Spoiler alert: Eventually they can’t find any more virgins.

This is when Scheherazade volunteers to be Shahrayar’s wife, but she plans to tell her new husband a story each night, but to always end on a cliffhanger. If he wants to know the ending, he has to postpone her execution by another day. Each night, Shahrayar spins a tale of the oppressor vs. the oppressed.

“Through all these stories, she is working on him,” writes Joe Fassler for the Atlantic. “She chooses stories that mirror her predicament. All the characters are pleading for life, in a way.”

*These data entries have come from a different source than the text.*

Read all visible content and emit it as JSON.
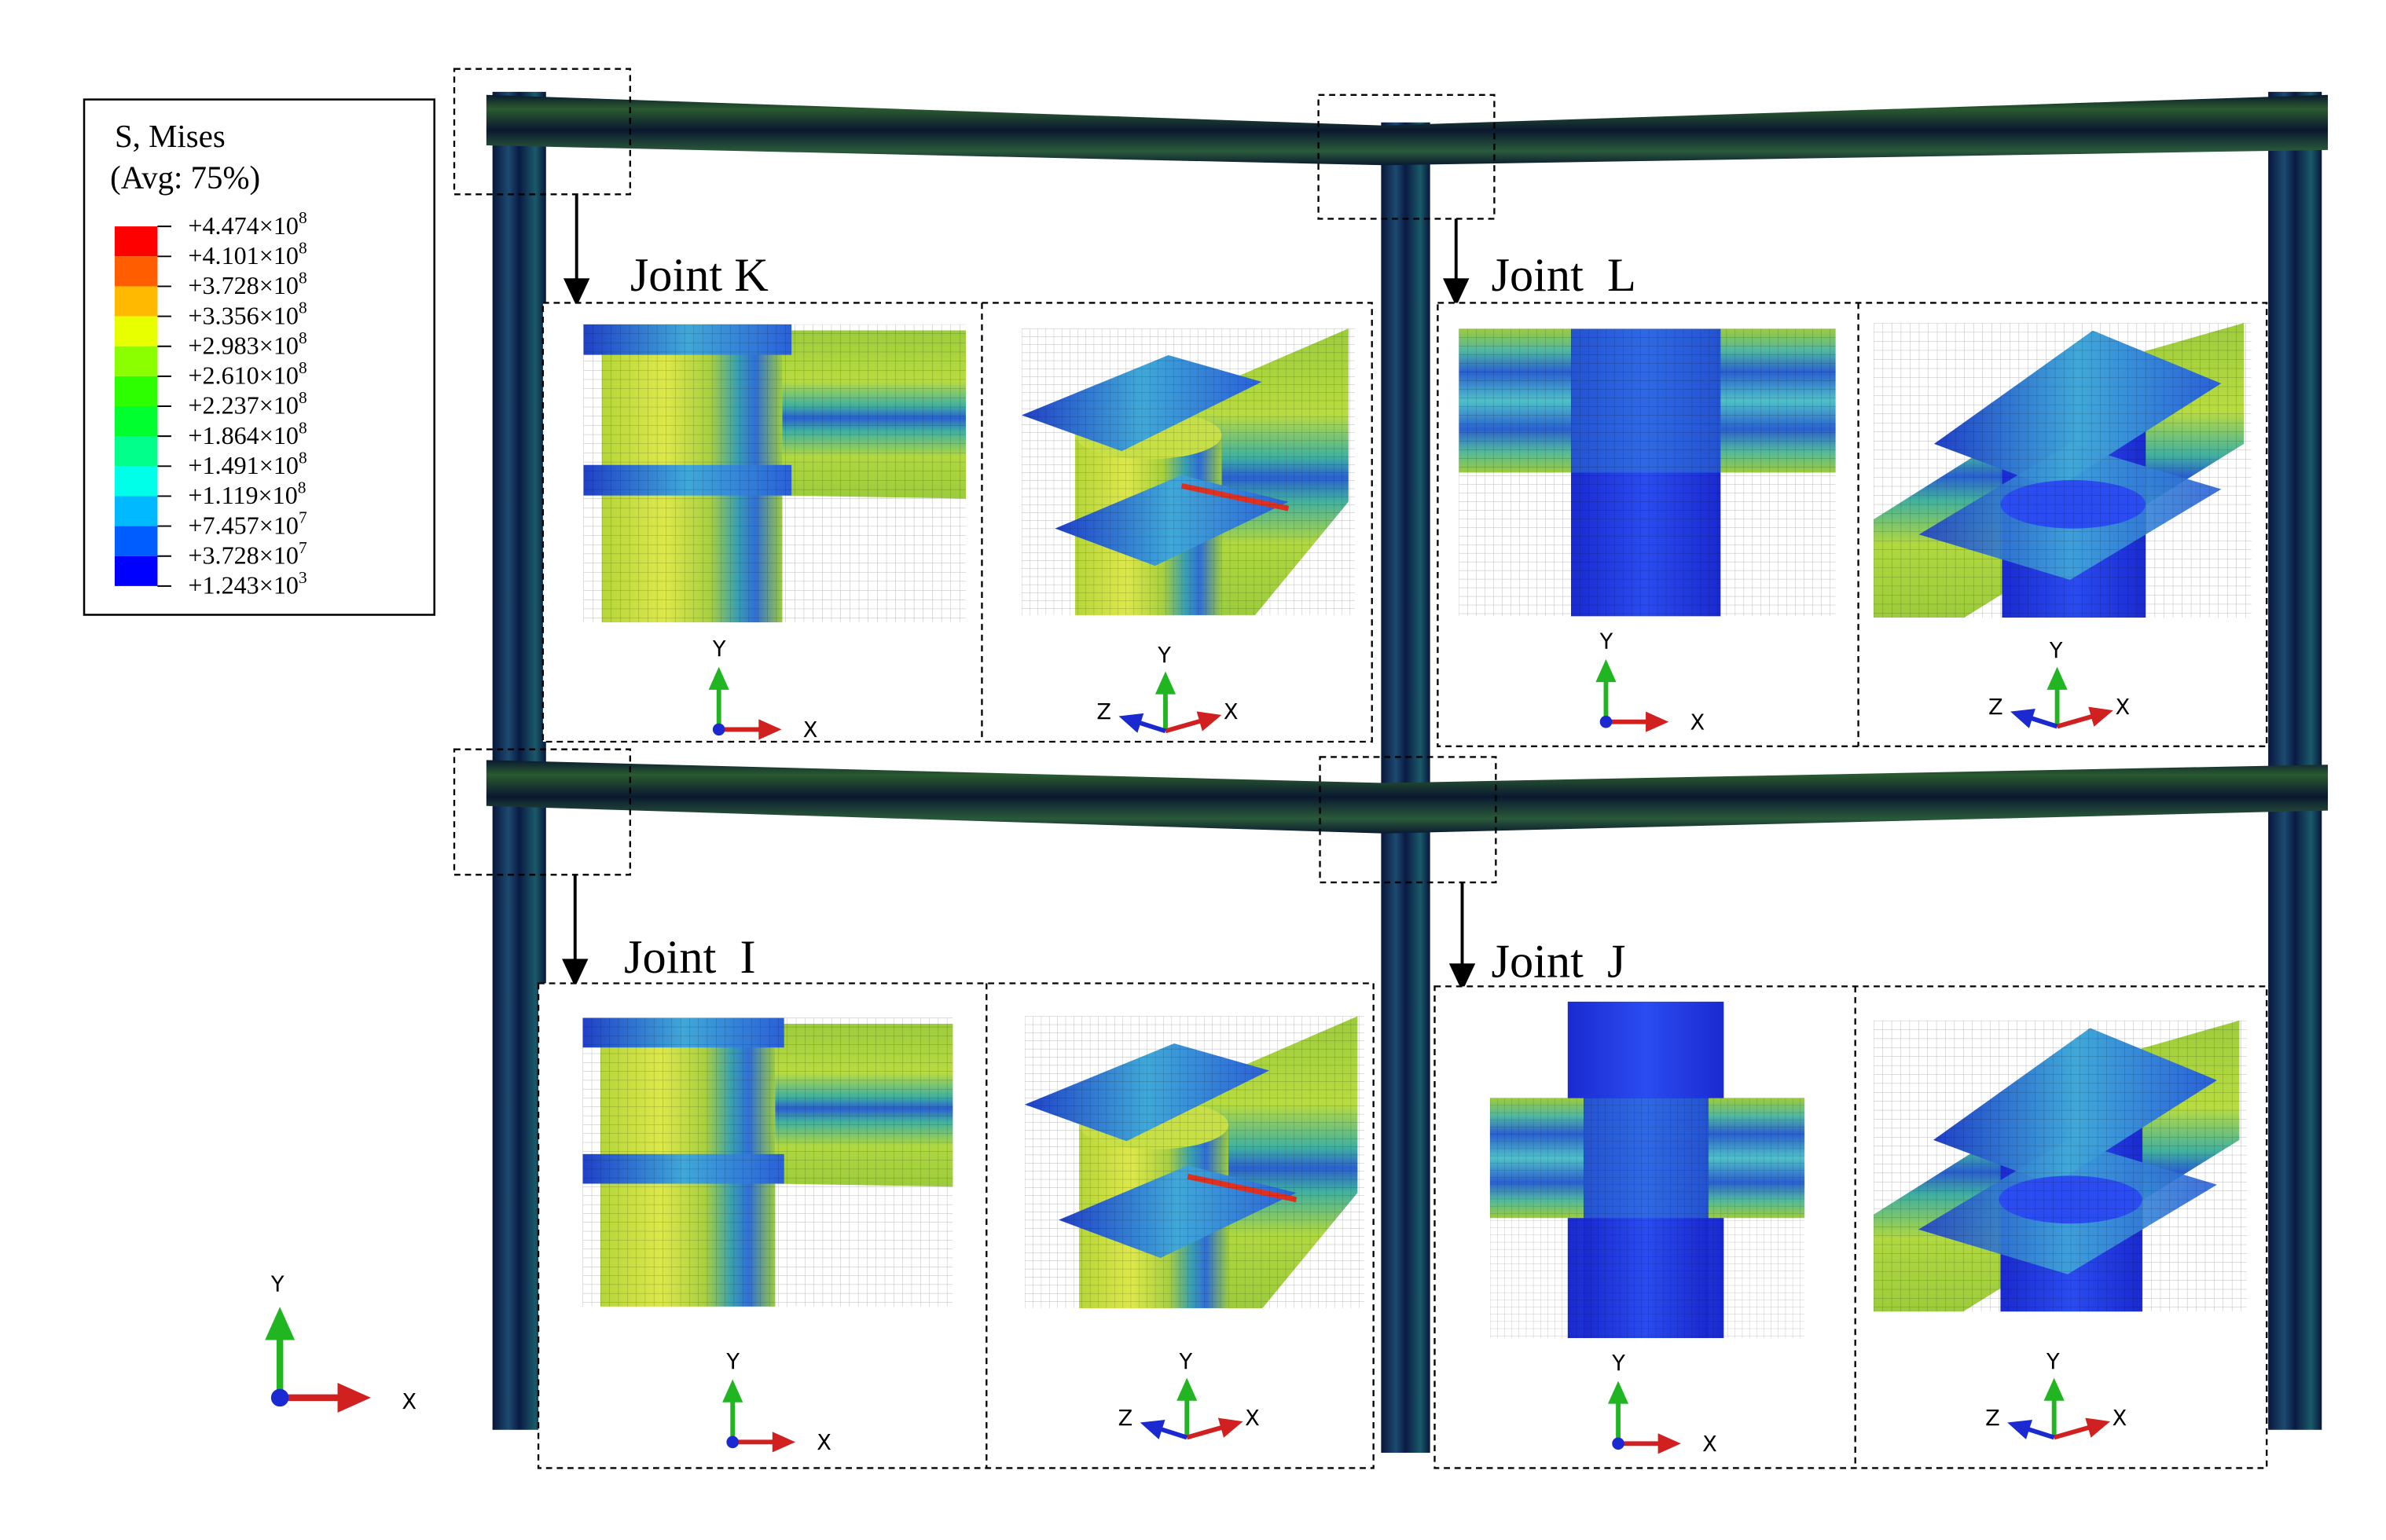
{
  "legend": {
    "title": "S, Mises",
    "subtitle": "(Avg: 75%)",
    "levels": [
      {
        "label": "+4.474×10",
        "exponent": "8"
      },
      {
        "label": "+4.101×10",
        "exponent": "8"
      },
      {
        "label": "+3.728×10",
        "exponent": "8"
      },
      {
        "label": "+3.356×10",
        "exponent": "8"
      },
      {
        "label": "+2.983×10",
        "exponent": "8"
      },
      {
        "label": "+2.610×10",
        "exponent": "8"
      },
      {
        "label": "+2.237×10",
        "exponent": "8"
      },
      {
        "label": "+1.864×10",
        "exponent": "8"
      },
      {
        "label": "+1.491×10",
        "exponent": "8"
      },
      {
        "label": "+1.119×10",
        "exponent": "8"
      },
      {
        "label": "+7.457×10",
        "exponent": "7"
      },
      {
        "label": "+3.728×10",
        "exponent": "7"
      },
      {
        "label": "+1.243×10",
        "exponent": "3"
      }
    ],
    "colors": [
      "#ff0000",
      "#ff5d00",
      "#ffb900",
      "#e8ff00",
      "#8bff00",
      "#2eff00",
      "#00ff2e",
      "#00ff8b",
      "#00ffe8",
      "#00b9ff",
      "#005dff",
      "#0000ff"
    ]
  },
  "joints": [
    "Joint K",
    "Joint  L",
    "Joint  I",
    "Joint  J"
  ],
  "axes": {
    "x": "X",
    "y": "Y",
    "z": "Z"
  }
}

This goes on for 1001 nights, after which Shahrayar finally spares Scheherazade’s life for good. In the original, Scheherazade is brave and clever. The Ballets Russes’ 1911 production of “Scheherazade,” however, has nothing to do with oppression or storytelling. It’s simply “a ballet set in an Oriental harem,” writes Nikoo Paydar in a 2013 Artl@s Bulletin. In other words, an interesting character was replaced with a collection of stereotypes that paid no mind to the original story.

Rosie Thomas, in “Scheherazade’s Children,” calls the Ballet Russes’ production part of a second wave of European orientalist fantasy which happened in the early decades of the 20th century.

“Shamelessly dispensing with the clever woman storyteller—Scheherazade herself—the ballet was confected around one scene of the introductory frame story, which reveled in the despot, slave, harem, and orgy motifs that so excited the European imagination,” Thomas writes.

Basically, 19th and even 20th-century European depictions of Salome and Scheherazade leave something to be desired.

“I’m just really interested that both of these women have shown up in this art exhibit and through theater, which is my background,” Assaf told CL. “I’m interested in, as an Arab American woman now, in the 21st century, how to counter those figures. What do they have to say to us now? What do I have to say to them?”